Description
The Virgin traditionally held such a privileged place among the saints that she acted as a special advocate, believed to plead with God on behalf of the devout. On this cameo, she turns to the right, stretching out her hands in a gesture of prayer. This stock pose appears on a number of icons, including the stone relief of the Virgin (BZ.1938.62), all of which may be surviving reflections of a lost painted icon, once kept in the Church of the Virgin at Blachernae in Constantinople. That icon had been associated with the soros, a silver reliquary containing the mantle of the Virgin, hence the name, Virgin Hagiosoritissa, or Virgin of the Holy Reliquary. The Hagiosoritissa often faced an icon depicting the object of her intercession, Christ. The version on this pendant integrates Christ in the upper right in the form of a hand emerging from the arc of heaven.
The material, hematite, is an iron oxide that occurs in streaks in igneous, metamorphic, or sedimentary rocks in a variety of colors from dark rust to the most prized hue, bright scarlet, as seen here. The carver seems to have capitalized on the red streak, aligning it with the direction of the Virgin’s prayer. From ancient times, admirers of gems had associated hematite with blood, and had supposed that it had magical medicinal powers including the protection of menstrual functions, and the staunching of uterine bleeding, a symptom of miscarriage. In fact, a Byzantine hematite in the Metropolitan Museum of Art in New York depicts Christ healing the woman with the issue of blood. The Dumbarton Oaks cameo may have served as an amulet for a woman seeking special reproductive protection from the Mother of God.
J. Hanson
Bibliography
Arts of the Middle Ages; a Loan Exhibition, exhibition catalogue, Museum of Fine Arts Boston, February 17 to March 24, 1940 (Boston, 1940), 61, no. 201.

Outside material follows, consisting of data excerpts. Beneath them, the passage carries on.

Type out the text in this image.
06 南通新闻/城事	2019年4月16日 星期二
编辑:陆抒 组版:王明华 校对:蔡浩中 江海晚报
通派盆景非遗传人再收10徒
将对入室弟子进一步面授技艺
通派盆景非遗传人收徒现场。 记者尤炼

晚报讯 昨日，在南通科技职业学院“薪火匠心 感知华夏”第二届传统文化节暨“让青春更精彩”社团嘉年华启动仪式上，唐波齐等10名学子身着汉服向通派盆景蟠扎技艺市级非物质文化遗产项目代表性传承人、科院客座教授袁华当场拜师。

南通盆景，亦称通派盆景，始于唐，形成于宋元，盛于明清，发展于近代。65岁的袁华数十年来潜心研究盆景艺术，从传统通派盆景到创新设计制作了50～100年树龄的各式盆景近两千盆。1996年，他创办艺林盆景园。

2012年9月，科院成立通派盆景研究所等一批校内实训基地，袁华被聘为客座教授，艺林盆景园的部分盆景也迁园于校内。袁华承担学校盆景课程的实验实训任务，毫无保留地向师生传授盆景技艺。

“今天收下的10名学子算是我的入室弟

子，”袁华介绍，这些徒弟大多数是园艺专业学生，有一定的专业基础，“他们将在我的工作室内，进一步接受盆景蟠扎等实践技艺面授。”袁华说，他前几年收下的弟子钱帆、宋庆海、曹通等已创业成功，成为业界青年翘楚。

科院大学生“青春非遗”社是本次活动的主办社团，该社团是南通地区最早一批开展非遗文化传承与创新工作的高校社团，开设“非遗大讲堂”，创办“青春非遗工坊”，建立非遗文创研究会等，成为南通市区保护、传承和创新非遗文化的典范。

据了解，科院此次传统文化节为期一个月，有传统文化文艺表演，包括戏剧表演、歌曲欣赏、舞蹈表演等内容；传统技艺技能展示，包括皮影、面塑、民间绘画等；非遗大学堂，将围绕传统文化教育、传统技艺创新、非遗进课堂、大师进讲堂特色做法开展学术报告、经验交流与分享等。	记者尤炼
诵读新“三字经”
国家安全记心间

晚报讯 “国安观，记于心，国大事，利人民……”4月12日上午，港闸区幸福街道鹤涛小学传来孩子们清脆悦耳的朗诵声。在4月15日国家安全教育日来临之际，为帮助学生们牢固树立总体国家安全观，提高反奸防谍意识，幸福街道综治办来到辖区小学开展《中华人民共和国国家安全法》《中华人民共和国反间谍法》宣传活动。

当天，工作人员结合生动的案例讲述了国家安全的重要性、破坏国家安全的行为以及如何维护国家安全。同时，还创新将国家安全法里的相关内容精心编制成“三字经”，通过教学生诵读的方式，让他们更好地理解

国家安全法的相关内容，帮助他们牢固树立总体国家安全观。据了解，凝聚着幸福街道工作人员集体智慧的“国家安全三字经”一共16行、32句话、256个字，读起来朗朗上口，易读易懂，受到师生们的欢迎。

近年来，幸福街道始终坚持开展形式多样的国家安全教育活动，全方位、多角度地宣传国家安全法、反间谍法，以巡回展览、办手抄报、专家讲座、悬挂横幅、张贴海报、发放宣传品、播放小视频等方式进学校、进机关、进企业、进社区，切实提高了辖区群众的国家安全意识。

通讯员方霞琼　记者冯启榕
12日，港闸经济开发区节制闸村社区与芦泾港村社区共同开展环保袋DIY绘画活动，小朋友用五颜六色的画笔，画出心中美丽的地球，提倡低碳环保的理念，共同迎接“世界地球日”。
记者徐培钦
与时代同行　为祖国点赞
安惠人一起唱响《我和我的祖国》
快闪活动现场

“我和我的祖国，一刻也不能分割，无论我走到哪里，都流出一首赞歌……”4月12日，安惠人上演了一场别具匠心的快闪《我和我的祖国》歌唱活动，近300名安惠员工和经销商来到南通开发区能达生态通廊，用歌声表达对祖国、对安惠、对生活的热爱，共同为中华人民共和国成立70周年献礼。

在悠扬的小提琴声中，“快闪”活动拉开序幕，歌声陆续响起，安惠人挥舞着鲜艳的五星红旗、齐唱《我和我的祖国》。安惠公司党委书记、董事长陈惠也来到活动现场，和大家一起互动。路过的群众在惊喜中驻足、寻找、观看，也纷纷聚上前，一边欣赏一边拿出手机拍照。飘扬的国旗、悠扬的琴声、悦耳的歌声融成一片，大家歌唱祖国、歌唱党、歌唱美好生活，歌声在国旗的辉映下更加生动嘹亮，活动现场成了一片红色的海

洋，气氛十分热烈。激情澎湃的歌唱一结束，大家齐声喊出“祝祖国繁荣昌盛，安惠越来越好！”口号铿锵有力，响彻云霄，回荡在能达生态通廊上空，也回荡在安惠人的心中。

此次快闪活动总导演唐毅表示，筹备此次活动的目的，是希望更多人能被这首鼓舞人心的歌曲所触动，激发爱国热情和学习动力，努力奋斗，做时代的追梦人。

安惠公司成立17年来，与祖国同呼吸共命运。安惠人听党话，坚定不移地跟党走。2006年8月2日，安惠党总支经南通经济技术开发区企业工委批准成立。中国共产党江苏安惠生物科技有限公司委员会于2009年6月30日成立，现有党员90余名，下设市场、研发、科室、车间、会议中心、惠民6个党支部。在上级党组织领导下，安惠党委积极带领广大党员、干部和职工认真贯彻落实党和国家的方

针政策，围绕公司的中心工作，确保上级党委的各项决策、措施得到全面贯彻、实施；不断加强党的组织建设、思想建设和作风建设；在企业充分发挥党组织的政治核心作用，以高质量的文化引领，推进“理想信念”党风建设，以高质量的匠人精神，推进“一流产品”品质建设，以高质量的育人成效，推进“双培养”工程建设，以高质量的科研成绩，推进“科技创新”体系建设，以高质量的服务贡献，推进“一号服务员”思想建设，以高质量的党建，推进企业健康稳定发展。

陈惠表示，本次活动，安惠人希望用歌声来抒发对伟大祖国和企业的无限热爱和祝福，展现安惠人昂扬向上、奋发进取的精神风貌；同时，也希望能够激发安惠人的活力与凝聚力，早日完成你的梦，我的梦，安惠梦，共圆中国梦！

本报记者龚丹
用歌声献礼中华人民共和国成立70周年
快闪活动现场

M. C. Ross, Bulletin of the Fogg Art Museum 9.4 (1941), esp. 75.
The Dumbarton Oaks Research Library and Collection of Harvard University, Handbook of the Collection (Washington, D.C., 1946), 73, no. 142, fig. p. 74.
The Dumbarton Oaks Collection, Harvard University (Washington, D.C., 1955), 100, no. 218, fig. p. 102.
S. der Nersessian, "Two Images of the Virgin in the Dumbarton Oaks Collection," Dumbarton Oaks Papers 14 (1960): 69-86, esp. 77-78.
M. C. Ross, Metalwork, Ceramics, Glass, Glyptics, Painting, Catalogue of the Byzantine and Early Mediaeval Antiquities in the Dumbarton Oaks Collection 1 (Washington, D.C., 1962), 101, no. 122, pl. 58.
Handbook of the Byzantine Collection (Washington, D.C., 1967), 99, no. 338.
S. Trümpler, "Die byzantinische Marienkamee der Abegg-Stiftung in Riggisberg," Zeitschrift für schweizerische Archäologie und Kunstgeschichte 43.1 (1986), esp. 13, fig. 6.
A. Kirin, J. N. Carder, and R. S. Nelson, Sacred Art, Secular Context : Objects of Art from the Byzantine Collection of Dumbarton Oaks, Washington, D.C., Accompanied by American Paintings from the Collection of Mildred and Robert Woods Bliss, ed. A. Kirin, exhibition catalogue, Georgia Museum of Art, (Athens, Ga., 2005), 91, no. 6.
G. Bühl, ed., Dumbarton Oaks: The Collections (Washington, D.C., 2008), 162, pl. p. 163.
Exhibition History
Boston, Museum of Fine Arts, "Arts of the Middle Ages," Feb. 17 - Mar. 24, 1940.
Cambridge, MA, Fogg Art Museum, "A Selection of Ivories, Bronzes, Metalwork and Other Objects from the Dumbarton Oaks Collection," Nov. 15 - Dec. 31, 1945.
Athens, GA, Georgia Museum of Art, “Sacred Art, Secular Context: Objects of Art from the Byzantine Collection of Dumbarton Oaks, Washington, D.C., Accompanied by American Paintings from the Collection of Mildred and Robert Woods Bliss,” May 15 – Nov. 6, 2005.
Acquisition History
Purchased from Juritzky-Warberg, Vienna, by Mildred and Robert Woods Bliss, 1936.
Collection of Mildred and Robert Woods Bliss, Washington, DC, 1936-1940.
Dumbarton Oaks Research Library and Collection, Byzantine Collection, Washington, D.C.